Ausstellungsbericht zur Themenausstellung

"Berliner Luft - Berliner Künstler"


vom 18. Juli bis 14. August 1998


Vom 18. Juli bis zum 14. August kann bei uns "Berliner Luft" geschnuppert werden. 25 Künstler, die zu Anfang unseres Jahrhunderts Berlin zur Kunstmetropole Deutschlands machten oder deren künstlerisches Wirken stark mit dieser Stadt verknüpft war, geben sich mit rund 100 Werken ein Stell-Dich-Ein.

Berlin galt von der Jahrhundertwende bis 1933 als ein Ort der Künstlerschmiede und Sammelbecken unerschöpflicher Anregungen, also ein "Muß" für junge Künstler.
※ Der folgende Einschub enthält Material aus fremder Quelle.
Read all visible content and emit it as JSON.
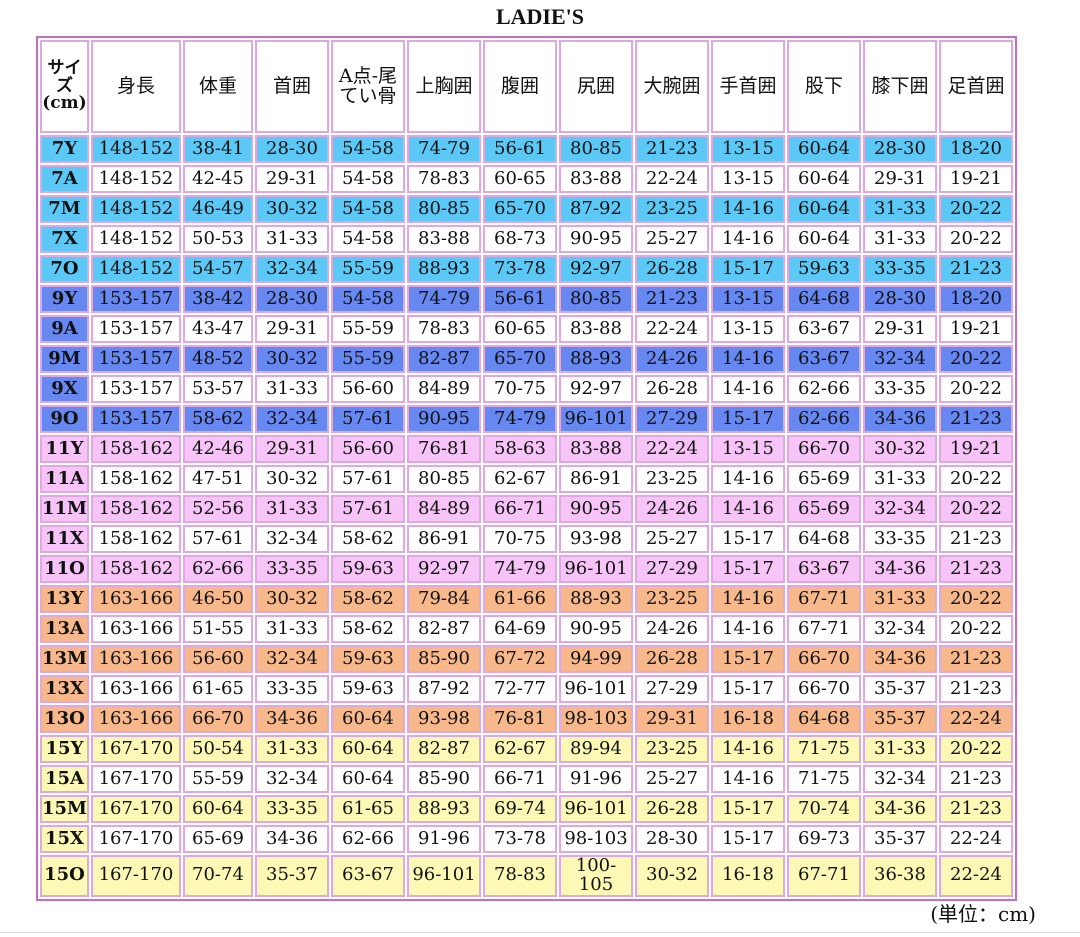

Die Ausstellungen in der Berliner Galerie Cassirer spiegelten seit 1898 die internationale Avantgarde vom französischen Impressionismus bis Munch wieder. Herwarth Walden wurde ab 1910 mit seiner Institution "Der Sturm", Verlag, Zeitschrift und Galerie zugleich, Sprachrohr für expressionistische Strömungen. Das 1899 gegründete Flaggschiff der damaligen deutschen Avantgarde, die Berliner Secession, wurde bereits 1910 von der "Neuen Secession" abgelöst. Die Ausjurierung der Bilder der Brücke-Künstler auf den Ausstellungen der Berliner Secession war für die damals jungen "Wilden" der Anlaß zum Zusammenschluß. Die Gründungsmitglieder der "Brücke" Ernst Ludwig Kirchner, Karl Schmidt-Rottluff und Erich Heckel verließen 1911 endgültig ihren Gründungsort Dresden und zogen nach Berlin. Hermann Max Pechstein hatte bereits seit 1908 sein Atelier in Berlin.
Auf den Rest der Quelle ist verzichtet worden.